個人的に興味があるのは、こういう1stから今回のニューアルバムで体現されているような指向性のほうへどういう経緯を経て向かっていったんだろうかなあ、というところ。これはおそらく「ライブ」と「海外」の二つの要素が凄く大きいように思うんだが、そういったところを乗り越えられたのも、上述のようなフロントマンの三人のお嬢さん方のある種の「素直さ」にあるんだろうかな、と思ってみたり。もちろんそこには苦労や葛藤は当然あっただろうと思うんだが、根本的に若さと素直さ故の「柔軟性」があったんだろうな、と―個人的にはそういう印象を受けました。

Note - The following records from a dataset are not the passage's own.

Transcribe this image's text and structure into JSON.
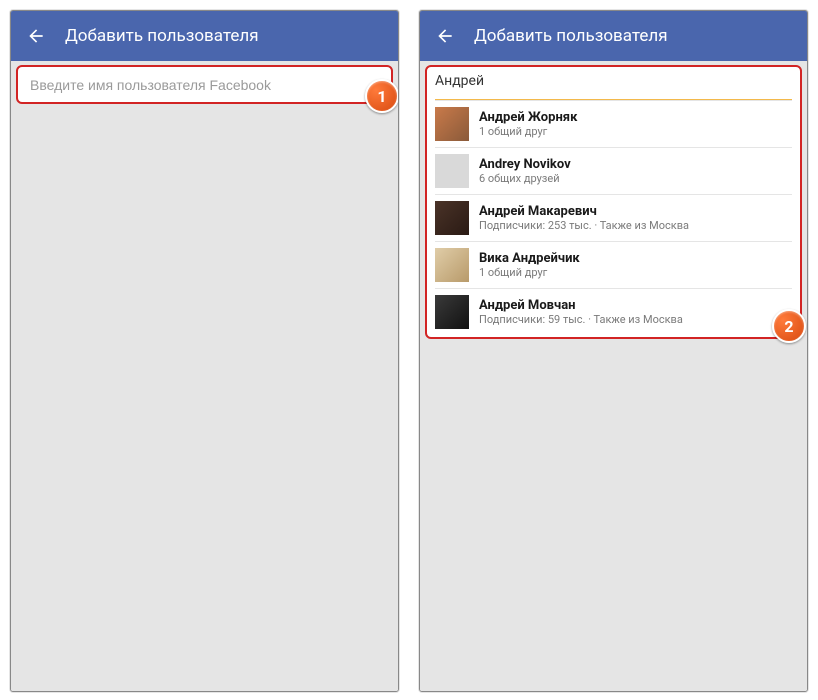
{
  "header": {
    "title": "Добавить пользователя"
  },
  "search": {
    "placeholder": "Введите имя пользователя Facebook",
    "value": "Андрей"
  },
  "badges": {
    "one": "1",
    "two": "2"
  },
  "results": [
    {
      "name": "Андрей Жорняк",
      "sub": "1 общий друг"
    },
    {
      "name": "Andrey Novikov",
      "sub": "6 общих друзей"
    },
    {
      "name": "Андрей Макаревич",
      "sub": "Подписчики: 253 тыс. · Также из Москва"
    },
    {
      "name": "Вика Андрейчик",
      "sub": "1 общий друг"
    },
    {
      "name": "Андрей Мовчан",
      "sub": "Подписчики: 59 тыс. · Также из Москва"
    }
  ]
}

で、やっぱりそのあたりが一番わかるのは今回のニューアルバムの初回盤特典であるライブ映像になろうだろうか―今回さらってみたアイテムの中では。
いやーとにかく楽しそうにすごく「いい顔」でライブしてらっしゃるのが印象的。そして映像で見てわかるとんでもない運動量、これは正直びっくりした。
最後にこんなので〆るのもなんなんだが、どうか体調には気をつけてせいいっぱい頑張っていただきたいと思う。
※これもついでだから貼っとくw海外のトークショー系の存在感は凄くウェイトが重いらしいので、これも快挙ですわな。
(いいライブだと思うが、個人的にはせっかくなのでもうちょっとだけダンスのシンクロはがんばってほしいとは思うw)
もし、次のアルバムが出るところまでこのBABYMETALという存在が続くなら、案外もっとすごいアルバム作ってくれそうな予感のようなモノはあるので、しばらくは古参の方や熱心なファンの皆さんの邪魔にはならん程度にフォローはしていきたいところ。まだまだこれから先が楽しみなユニットだと思う。
トイズファクトリー (2016-04-01)
売り上げランキング: 8
付記:
あと面白いなと思ったことをひとつだけ。
基本、メタルとかそういう界隈は―決してそれが決まったフォーマットというわけではないと思うんだけども―やれ呪いだ死だ恨みだ憎しみだ悪魔がどーたらという(苦笑)、どちらかというと負の側面がウリの傾向を持つジャンルだったかと思う。海外だとメタルを聴くのはスクールカースト最下層のルーザーでという話を耳にしたこともある。
で、そういう暗黒面というか人間の負の側面をエネルギーに駆動しているようなジャンルに、こういう明るくポジティブな側面を持った―けどサウンドはずっしりとへヴィな―存在が出てきたというのは、すごく物語性を感じるというか。実際にこのグループのファン層の中にそういったルーザー層のリスナーがどれぐらいいるのかは知らないが、その人たちにとって、あのキュートな3人のお嬢さんたちはどのように目に映るんであろうか。ちょっとベタなうがった見方をするなら、自分たちを暗闇から引きずり出してくれる、黒衣をまとった天使みたいに見えるのかもね。だとしたら、それは少し奇妙ではあるけど微笑ましいひとつの物語じゃなかろうか―ある意味さすが天岩戸のお話をもつ国のその直系のアーティストと言えなくもない(苦笑)。